Although the museum itself opened in November 1995, its originating idea can be traced back much further. Barcelonan art critic Alexandre Cirici i Pellicer first suggested opening a museum of contemporary art in 1959. Unfortunately, his idea wasn’t taken up by the city council until 1986; finally, a year later, the MACBA Foundation was born. The founding members held the firm belief that a city of such cultural standing should have in it an internationally significant museum of contemporary art. The next few years were spent acquiring just over a thousand new artworks in preparation for the museum’s opening. It has since grown to encompass over 6,000 pieces and counting!
The museum’s collection of innovative and experimental works covers the most important art movements from the second half of the 20th century onwards. Look out for emblematic works by postwar luminaries Joan Miró, Pablo Picasso, Alexander Calder and Robert Rauschenberg. Later highlights include Jean-Michel Basquiat’s extraordinary Self Portrait and Keith Haring’s iconographic mural Together We Can Stop AIDS. Minimalism is well represented in the collection, with work by Rosemarie Castaro, Hans Haacke, Donald Judd and Sol LeWitt.
As well as international art, MACBA makes sure to showcase local talent, both Spanish and Catalan. Look out for photography and installation from the ground-breaking Àngels Ribé, considered one of the most influential Catalan conceptual artists of the 1970s.
The building seems to attract dynamic creativity and activity, as the adjacent square, the Plaça dels Àngels, is often frequented by street artists and the city’s skater community. Permanently located on a podium outside the MACBA building is Jorge Oteiza’s large abstract sculpture La Ola (or ‘The Wave’). When Oteiza was invited by the museum to produce a work, he decided to create something that would strike up a dialogue with Meier’s building.
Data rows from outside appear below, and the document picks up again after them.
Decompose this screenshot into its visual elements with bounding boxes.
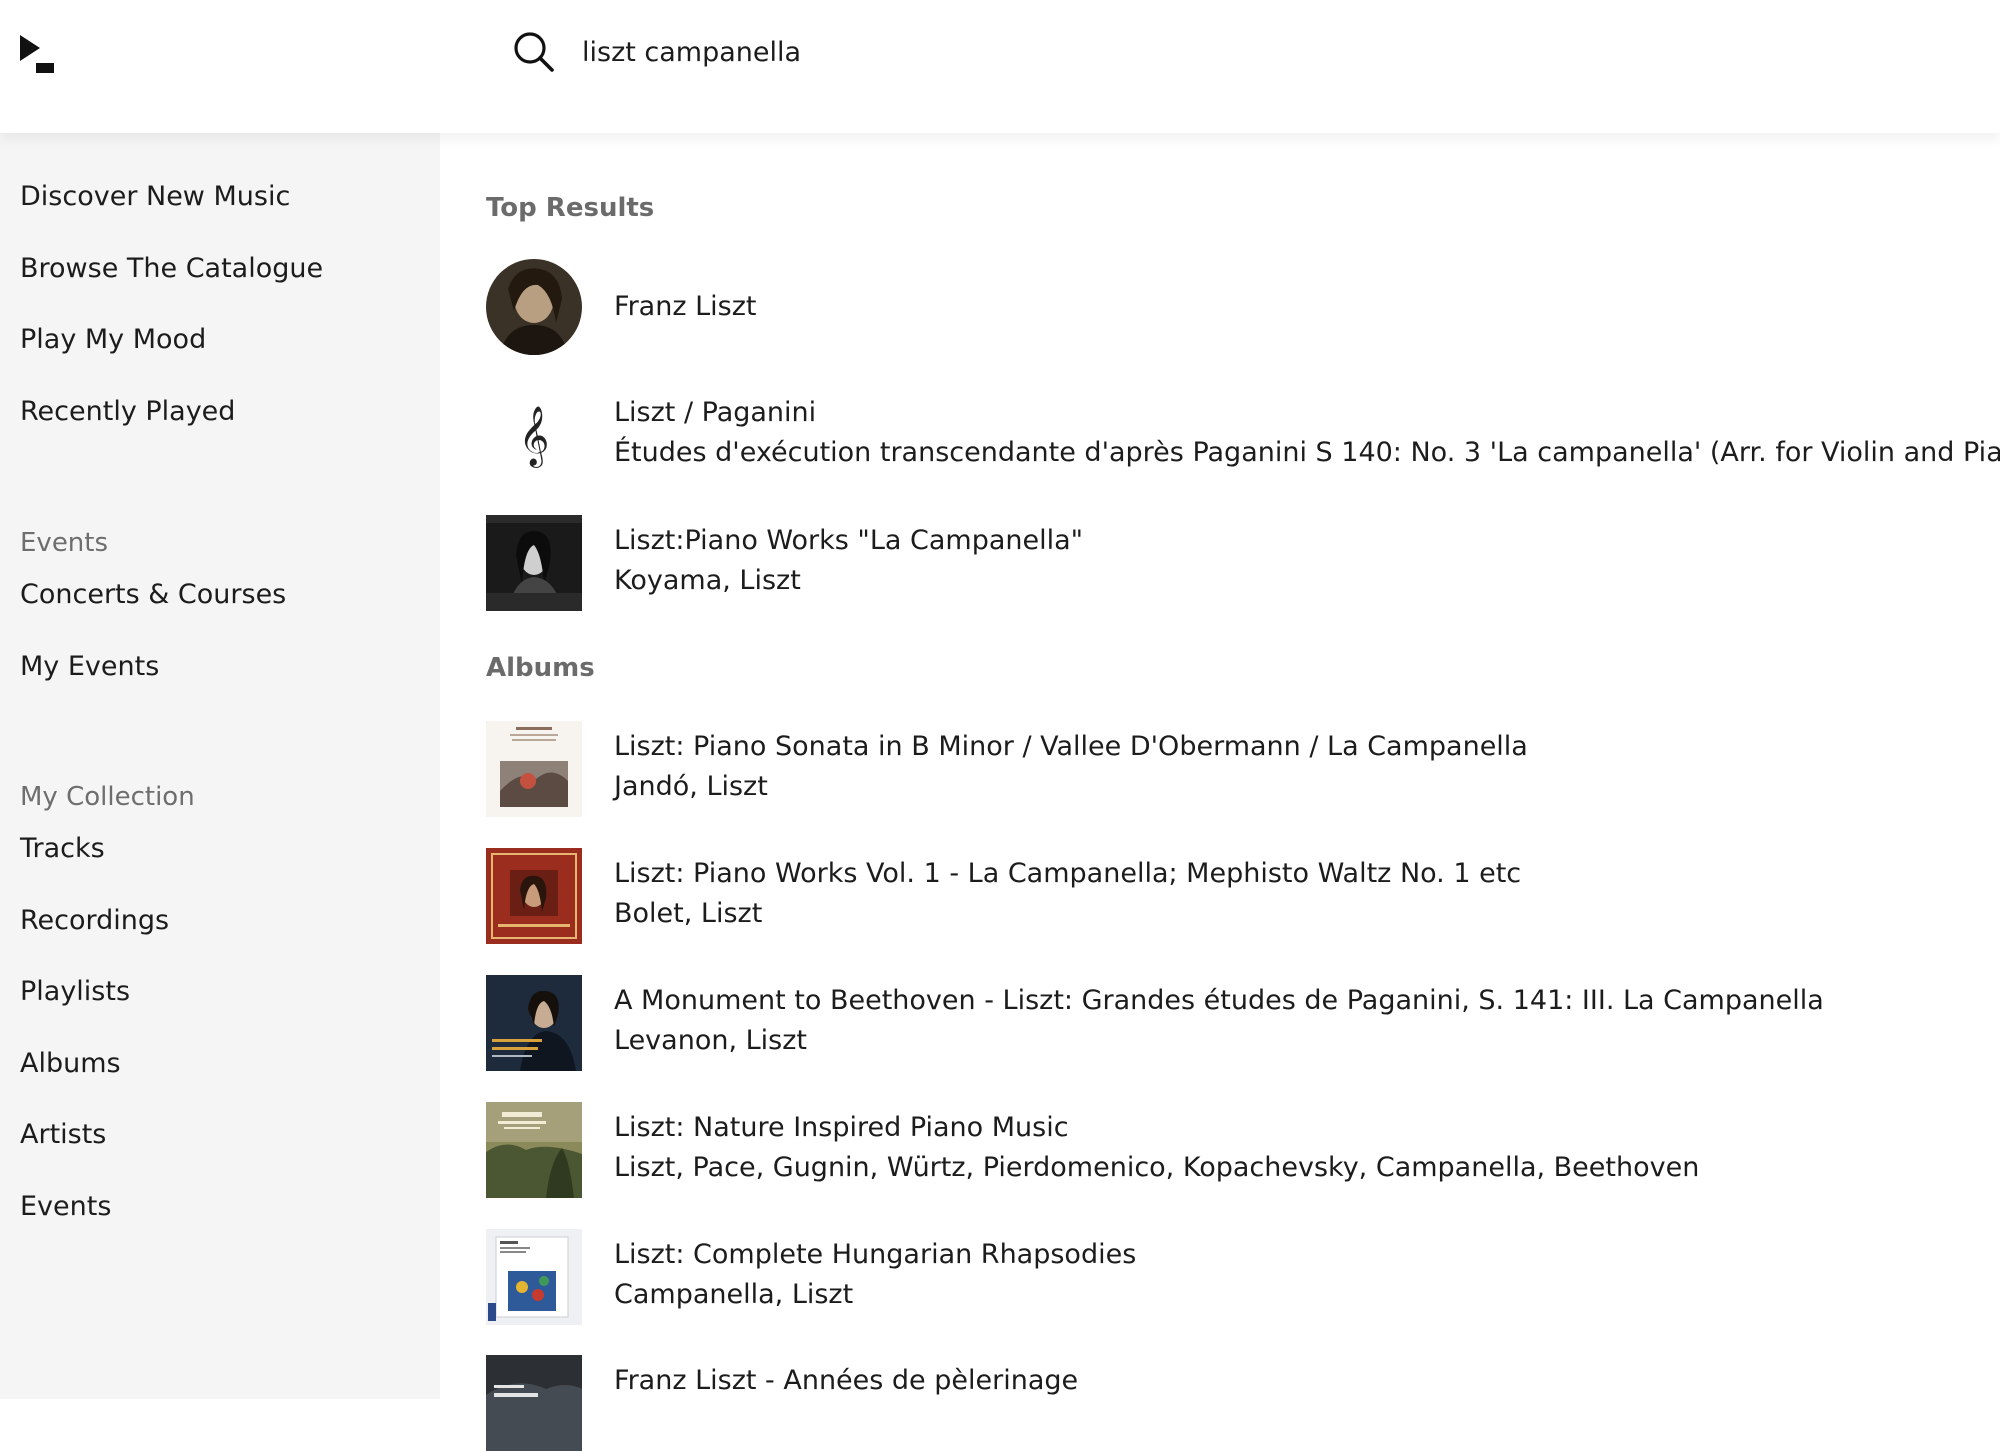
result-title: Liszt: Piano Works Vol. 1 - La Campanell…	[614, 858, 1522, 889]
sidebar: Discover New Music Browse The Catalogue …	[0, 133, 440, 1399]
album-item[interactable]: Liszt: Piano Works Vol. 1 - La Campanell…	[486, 848, 2000, 944]
result-title: Franz Liszt	[614, 291, 757, 322]
sidebar-item-artists[interactable]: Artists	[20, 1119, 106, 1150]
result-text: Liszt: Nature Inspired Piano Music Liszt…	[614, 1108, 1699, 1188]
sidebar-heading-my-collection: My Collection	[20, 782, 195, 812]
search-bar	[512, 28, 1282, 76]
result-subtitle: Levanon, Liszt	[614, 1025, 807, 1056]
artist-avatar	[486, 259, 582, 355]
result-title: A Monument to Beethoven - Liszt: Grandes…	[614, 985, 1824, 1016]
result-text: Franz Liszt	[614, 287, 756, 327]
result-text: Franz Liszt - Années de pèlerinage	[614, 1361, 1078, 1401]
treble-clef-icon: 𝄞	[486, 387, 582, 483]
result-text: Liszt: Piano Works Vol. 1 - La Campanell…	[614, 854, 1521, 934]
result-title: Liszt:Piano Works "La Campanella"	[614, 525, 1084, 556]
result-text: Liszt: Piano Sonata in B Minor / Vallee …	[614, 727, 1528, 807]
album-item[interactable]: Liszt: Complete Hungarian Rhapsodies Cam…	[486, 1229, 2000, 1325]
result-text: Liszt: Complete Hungarian Rhapsodies Cam…	[614, 1235, 1136, 1315]
album-cover	[486, 1355, 582, 1451]
sidebar-item-concerts-courses[interactable]: Concerts & Courses	[20, 579, 286, 610]
result-artist[interactable]: Franz Liszt	[486, 259, 2000, 355]
result-title: Liszt: Complete Hungarian Rhapsodies	[614, 1239, 1137, 1270]
result-subtitle: Koyama, Liszt	[614, 565, 801, 596]
sidebar-item-my-events[interactable]: My Events	[20, 651, 159, 682]
sidebar-heading-events: Events	[20, 528, 109, 558]
sidebar-item-browse-the-catalogue[interactable]: Browse The Catalogue	[20, 253, 323, 284]
search-results: Top Results Franz Liszt 𝄞 Liszt / Pagani…	[440, 133, 2000, 1451]
result-subtitle: Campanella, Liszt	[614, 1279, 854, 1310]
album-cover	[486, 515, 582, 611]
result-text: Liszt / Paganini Études d'exécution tran…	[614, 393, 2000, 473]
sidebar-item-play-my-mood[interactable]: Play My Mood	[20, 324, 206, 355]
album-cover	[486, 1102, 582, 1198]
search-icon[interactable]	[512, 30, 556, 74]
result-title: Franz Liszt - Années de pèlerinage	[614, 1365, 1079, 1396]
result-subtitle: Jandó, Liszt	[614, 771, 768, 802]
result-subtitle: Bolet, Liszt	[614, 898, 763, 929]
album-item[interactable]: A Monument to Beethoven - Liszt: Grandes…	[486, 975, 2000, 1071]
result-album[interactable]: Liszt:Piano Works "La Campanella" Koyama…	[486, 515, 2000, 611]
sidebar-item-tracks[interactable]: Tracks	[20, 833, 105, 864]
sidebar-item-recordings[interactable]: Recordings	[20, 905, 169, 936]
result-title: Liszt: Piano Sonata in B Minor / Vallee …	[614, 731, 1528, 762]
album-cover	[486, 975, 582, 1071]
result-text: A Monument to Beethoven - Liszt: Grandes…	[614, 981, 1824, 1061]
search-input[interactable]	[582, 36, 1282, 68]
result-subtitle: Études d'exécution transcendante d'après…	[614, 437, 2000, 468]
result-subtitle: Liszt, Pace, Gugnin, Würtz, Pierdomenico…	[614, 1152, 1700, 1183]
album-item[interactable]: Franz Liszt - Années de pèlerinage	[486, 1355, 2000, 1451]
sidebar-item-playlists[interactable]: Playlists	[20, 976, 130, 1007]
sidebar-item-recently-played[interactable]: Recently Played	[20, 396, 235, 427]
top-bar	[0, 0, 2000, 133]
album-item[interactable]: Liszt: Nature Inspired Piano Music Liszt…	[486, 1102, 2000, 1198]
top-results-heading: Top Results	[486, 193, 655, 223]
album-cover	[486, 848, 582, 944]
result-title: Liszt: Nature Inspired Piano Music	[614, 1112, 1069, 1143]
svg-text:𝄞: 𝄞	[519, 406, 550, 468]
result-text: Liszt:Piano Works "La Campanella" Koyama…	[614, 521, 1083, 601]
logo-icon[interactable]	[18, 33, 56, 75]
sidebar-item-events[interactable]: Events	[20, 1191, 111, 1222]
sidebar-item-albums[interactable]: Albums	[20, 1048, 121, 1079]
result-title: Liszt / Paganini	[614, 397, 817, 428]
result-track[interactable]: 𝄞 Liszt / Paganini Études d'exécution tr…	[486, 387, 2000, 483]
album-cover	[486, 1229, 582, 1325]
albums-heading: Albums	[486, 653, 595, 683]
album-item[interactable]: Liszt: Piano Sonata in B Minor / Vallee …	[486, 721, 2000, 817]
sidebar-item-discover-new-music[interactable]: Discover New Music	[20, 181, 290, 212]
album-cover	[486, 721, 582, 817]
The sculpture’s black aluminium surface changes constantly under the alternation of light and shadow thrown down onto it by the building’s glass façade. In terms of sculpture, within the museum you’ll also find Lichtenstein’s original model for his 14-metre Barcelona Head, commissioned for the 1992 Olympic Games. And if seeing this miniaturised version inspires you to seek out the real thing, you can find the sculpture still standing on the Passeig de Colom, at one end of Barcelona’s Port Vell.